La fille de Françoise n'est plus en prison. Aucun juge de ce monde n'a pu établir qu'elle ait tué. Une autre de ses filles revient de loin la voir. Elle est la maîtresse d'un prince russe et porte un manteau de dentelle au point d'Angleterre. Son luxe ne scandalise pas les femmes de la rue du Commerce que la beauté attire plus qu'elles n'écoutent leur conscience. Leur jalousie non plus ne songe à s'émouvoir, tant elles sont différentes. Madame Bin- court, la bouchère, daigne faire une visite à cette « folle de son corps » :

— « Ma bonne Françoise, dites-lui que nous sommes pour vous des amis. »
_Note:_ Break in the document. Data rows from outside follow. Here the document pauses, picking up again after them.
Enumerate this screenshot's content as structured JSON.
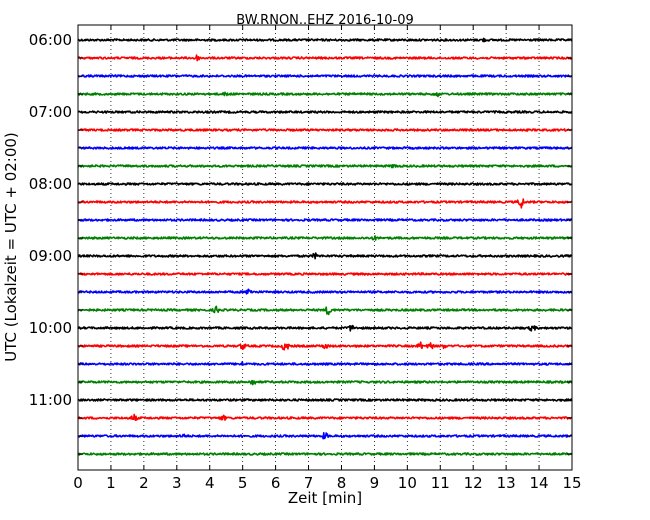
{
  "chart_data": {
    "type": "line",
    "title": "BW.RNON..EHZ 2016-10-09",
    "xlabel": "Zeit  [min]",
    "ylabel": "UTC (Lokalzeit = UTC + 02:00)",
    "xlim": [
      0,
      15
    ],
    "x_ticks": [
      "0",
      "1",
      "2",
      "3",
      "4",
      "5",
      "6",
      "7",
      "8",
      "9",
      "10",
      "11",
      "12",
      "13",
      "14",
      "15"
    ],
    "y_ticks": [
      "06:00",
      "07:00",
      "08:00",
      "09:00",
      "10:00",
      "11:00"
    ],
    "grid": true,
    "trace_colors": [
      "#000000",
      "#ff0000",
      "#0000ff",
      "#008000"
    ],
    "traces": [
      {
        "start": "06:00",
        "events": [
          {
            "x": 12.3,
            "amp": 0.8
          }
        ]
      },
      {
        "start": "06:15",
        "events": [
          {
            "x": 3.6,
            "amp": 1.5
          }
        ]
      },
      {
        "start": "06:30",
        "events": []
      },
      {
        "start": "06:45",
        "events": [
          {
            "x": 4.5,
            "amp": 1
          },
          {
            "x": 10.9,
            "amp": 1.5
          }
        ]
      },
      {
        "start": "07:00",
        "events": []
      },
      {
        "start": "07:15",
        "events": []
      },
      {
        "start": "07:30",
        "events": []
      },
      {
        "start": "07:45",
        "events": [
          {
            "x": 9.6,
            "amp": 1
          }
        ]
      },
      {
        "start": "08:00",
        "events": []
      },
      {
        "start": "08:15",
        "events": [
          {
            "x": 13.45,
            "amp": 4
          }
        ]
      },
      {
        "start": "08:30",
        "events": []
      },
      {
        "start": "08:45",
        "events": [
          {
            "x": 9.0,
            "amp": 1
          }
        ]
      },
      {
        "start": "09:00",
        "events": [
          {
            "x": 7.2,
            "amp": 1.5
          }
        ]
      },
      {
        "start": "09:15",
        "events": []
      },
      {
        "start": "09:30",
        "events": [
          {
            "x": 5.2,
            "amp": 2
          }
        ]
      },
      {
        "start": "09:45",
        "events": [
          {
            "x": 4.2,
            "amp": 2
          },
          {
            "x": 7.6,
            "amp": 3
          }
        ]
      },
      {
        "start": "10:00",
        "events": [
          {
            "x": 8.3,
            "amp": 2
          },
          {
            "x": 13.8,
            "amp": 2
          }
        ]
      },
      {
        "start": "10:15",
        "events": [
          {
            "x": 5.0,
            "amp": 2
          },
          {
            "x": 6.3,
            "amp": 4
          },
          {
            "x": 7.5,
            "amp": 1.5
          },
          {
            "x": 10.4,
            "amp": 2
          },
          {
            "x": 10.7,
            "amp": 2
          },
          {
            "x": 11.1,
            "amp": 1
          }
        ]
      },
      {
        "start": "10:30",
        "events": [
          {
            "x": 5.0,
            "amp": 1
          }
        ]
      },
      {
        "start": "10:45",
        "events": [
          {
            "x": 5.3,
            "amp": 2
          }
        ]
      },
      {
        "start": "11:00",
        "events": []
      },
      {
        "start": "11:15",
        "events": [
          {
            "x": 1.7,
            "amp": 2
          },
          {
            "x": 4.4,
            "amp": 1.5
          }
        ]
      },
      {
        "start": "11:30",
        "events": [
          {
            "x": 3.2,
            "amp": 1
          },
          {
            "x": 7.5,
            "amp": 2
          }
        ]
      },
      {
        "start": "11:45",
        "events": []
      }
    ]
  }
}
Françoise tressaille, à ce nom d' « amis ». La princesse qui n'aime pas les façons ne veut pas se découvrir.

Un soir, Françoise exige qu'elle fasse une promenade avec elle :

— « Pour faire honneur à ta mère », lui dit Fran- çoise.

A peine sont-elles dans la rue qu'une femme et puis deux, trois se lèvent pour venir au-devant d'elles. Toutes prononcent, comme un mot rituel, un mot poli devant Françoise qu'elles connaissent, pour approcher l'étrange créature qu'elles ne connaissent pas. Elles ont déjà touché la frange de son vêtement. Elles en admirent le détail, l'harmonie. Il y en a dix et puis vingt qui s'assemblent et soulèvent de leurs mains inélégantes un coin de la précieuse dentelle. Les autres attendent leur tour, comme on fait queue pour baiser les reliques de sainte Geneviève. Le soleil a presque disparu. Elles ont moins peur d'approcher leurs yeux de ce qui est fastueux et maudit. Les enfants mêmes ont laissé leurs jouets pour rejoindre leur mère et partager l'émotion que donne une prostituée. C'est à qui sollicitera la grâce d'être admis le lendemain auprès d'elle. Celle-ci veut relever le patron de son corsage ; celle-là le dessin de la broderie de son manteau. Vieille Françoise a vraiment achevé ce soir la conquête de son quartier.